Dave joins him for a four song section of new material - featuring Who Is Anybody Anyway?, Leave Alone The Empty Spaces, Days Go By and Leave No Traces - the friendship, mutual respect and musical chemistry between the two very self-evident throughout on songs that are at least the equal of the more-loved material that surrounds them on the setlist. Whether it be the dual vocals coming together at the end of Who Is Anybody?, the short sharp shock of Days Go By and its killer line "you hesitate, you meditate, you turn your mind off and levitate" which John tells us he wrote with a bottle of wine while watching La Vie En Rose on his sofa before taking a well-deserved nap, or the more widescreen Leave No Traces, the songs have an immediacy to them and a warmth that the audience respond to.

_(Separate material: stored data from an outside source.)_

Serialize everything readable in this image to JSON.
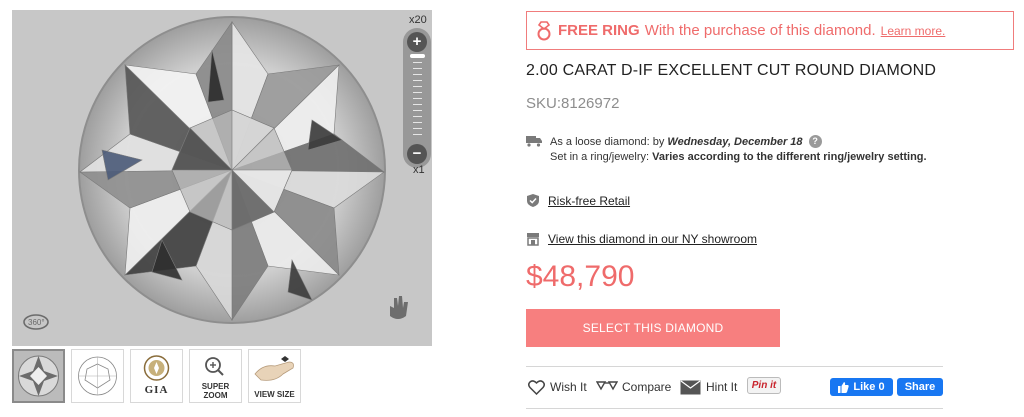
{
  "viewer": {
    "zoom_max_label": "x20",
    "zoom_min_label": "x1",
    "zoom_in_symbol": "+",
    "zoom_out_symbol": "−",
    "rotate_label": "360°",
    "icons": [
      "rotate-360-icon",
      "hand-drag-icon",
      "zoom-in-icon",
      "zoom-out-icon"
    ]
  },
  "thumbnails": [
    {
      "name": "diamond-photo",
      "caption": ""
    },
    {
      "name": "diamond-diagram",
      "caption": ""
    },
    {
      "name": "gia-certificate",
      "caption": "GIA"
    },
    {
      "name": "super-zoom",
      "caption_line1": "SUPER",
      "caption_line2": "ZOOM"
    },
    {
      "name": "view-size",
      "caption": "VIEW SIZE"
    }
  ],
  "promo": {
    "strong": "FREE RING",
    "text": "With the purchase of this diamond.",
    "link": "Learn more.",
    "icon": "ring-icon"
  },
  "product": {
    "title": "2.00 CARAT D-IF EXCELLENT CUT ROUND DIAMOND",
    "sku": "SKU:8126972",
    "price": "$48,790"
  },
  "shipping": {
    "loose_prefix": "As a loose diamond: by",
    "loose_date": "Wednesday, December 18",
    "help": "?",
    "ring_prefix": "Set in a ring/jewelry:",
    "ring_value": "Varies according to the different ring/jewelry setting.",
    "icon": "truck-icon"
  },
  "links": {
    "risk_free": "Risk-free Retail",
    "showroom": "View this diamond in our NY showroom"
  },
  "cta": {
    "label": "SELECT THIS DIAMOND"
  },
  "actions": {
    "wish": "Wish It",
    "compare": "Compare",
    "hint": "Hint It",
    "pin": "Pin it",
    "fb_like": "Like 0",
    "fb_share": "Share"
  },
  "colors": {
    "accent": "#ef6b6b",
    "cta": "#f77f7f",
    "facebook": "#1877f2"
  }
}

The evening finishes with the old favourites and perennial singalongs of Northern Skies and Proof, although John does warn that it might not be the customary gig closer once The Full Harmonic Convergence album comes out, which he tells us will be "next year." It promises on the evidence of tonight to be quite some record and a welcome addition to an exemplary body of work that John has taken us on a journey through.

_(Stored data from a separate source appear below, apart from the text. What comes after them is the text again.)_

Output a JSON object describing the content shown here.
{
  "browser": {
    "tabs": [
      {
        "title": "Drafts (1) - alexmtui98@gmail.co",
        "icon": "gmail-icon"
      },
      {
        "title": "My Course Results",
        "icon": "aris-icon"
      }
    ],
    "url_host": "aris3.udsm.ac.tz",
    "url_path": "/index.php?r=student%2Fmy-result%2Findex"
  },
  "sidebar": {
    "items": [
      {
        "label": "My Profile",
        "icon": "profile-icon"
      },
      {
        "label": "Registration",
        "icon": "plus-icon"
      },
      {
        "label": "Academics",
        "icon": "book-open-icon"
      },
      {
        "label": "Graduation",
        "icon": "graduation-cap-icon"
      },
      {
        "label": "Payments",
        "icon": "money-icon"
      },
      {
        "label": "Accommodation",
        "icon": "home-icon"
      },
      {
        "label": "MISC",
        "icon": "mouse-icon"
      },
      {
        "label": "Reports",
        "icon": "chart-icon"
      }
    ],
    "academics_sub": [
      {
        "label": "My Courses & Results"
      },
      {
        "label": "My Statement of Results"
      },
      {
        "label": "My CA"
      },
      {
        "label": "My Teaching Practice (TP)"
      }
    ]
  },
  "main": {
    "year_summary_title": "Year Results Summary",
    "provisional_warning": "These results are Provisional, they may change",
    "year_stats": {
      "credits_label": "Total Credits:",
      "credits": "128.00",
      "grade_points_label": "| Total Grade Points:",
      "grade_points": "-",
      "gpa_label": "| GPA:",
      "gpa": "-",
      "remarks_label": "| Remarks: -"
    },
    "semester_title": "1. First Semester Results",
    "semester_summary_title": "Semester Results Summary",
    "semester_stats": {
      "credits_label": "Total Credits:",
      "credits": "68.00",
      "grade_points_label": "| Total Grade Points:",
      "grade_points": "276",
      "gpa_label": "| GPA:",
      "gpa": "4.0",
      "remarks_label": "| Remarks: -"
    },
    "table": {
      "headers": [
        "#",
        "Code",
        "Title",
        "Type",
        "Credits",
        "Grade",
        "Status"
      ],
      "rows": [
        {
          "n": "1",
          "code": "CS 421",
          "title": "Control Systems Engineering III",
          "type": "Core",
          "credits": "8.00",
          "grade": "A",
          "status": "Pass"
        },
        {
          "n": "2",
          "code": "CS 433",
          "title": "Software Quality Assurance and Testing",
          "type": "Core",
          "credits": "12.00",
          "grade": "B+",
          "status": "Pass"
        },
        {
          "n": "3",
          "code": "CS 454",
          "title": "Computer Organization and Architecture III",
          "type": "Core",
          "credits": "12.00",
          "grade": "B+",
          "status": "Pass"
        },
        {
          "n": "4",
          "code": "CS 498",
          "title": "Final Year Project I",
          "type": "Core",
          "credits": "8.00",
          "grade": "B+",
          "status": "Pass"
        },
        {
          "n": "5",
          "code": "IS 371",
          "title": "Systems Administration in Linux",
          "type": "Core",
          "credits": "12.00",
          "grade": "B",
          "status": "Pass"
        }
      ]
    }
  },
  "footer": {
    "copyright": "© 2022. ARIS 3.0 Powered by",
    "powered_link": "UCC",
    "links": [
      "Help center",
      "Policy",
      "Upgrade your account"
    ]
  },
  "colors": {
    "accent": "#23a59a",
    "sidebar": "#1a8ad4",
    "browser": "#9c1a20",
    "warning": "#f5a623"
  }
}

John Bramwell played Bigger Wheels, Mouth On Me, No Fear Of Falling, Sky Full Of Thunder And Lightning, To The Brink, 86 TVs, From Your Favourite Sky, Time's Arrow, I Still Do, Fingerprints, I Believe, Who Is Anybody?, Leave Alone The Empty Spaces, Days Go By, Leave No Traces, Meet Me At The Station, Northern Skies and Proof.
John Bramwell And The Full Harmonic Convergence play Castleton Devil's Arse Cave (May 15) and Manchester Ritz (October 17).
He plays solo shows at Penwortham Arts Centre (March 7), Kettering Arts Centre (13), Leicester Soundhouse (14), Bath St James Wine Vaults (19, 20), Pontardawe Arts Centre (21), London Moth Club (24), Newcastle Think Tank (April 3), Glossop Crystal Ballroom (4), Thornton Hough Village Hall (18), Cricklade Old Stables (23) and Slovenia Cross Cave (June 5/6).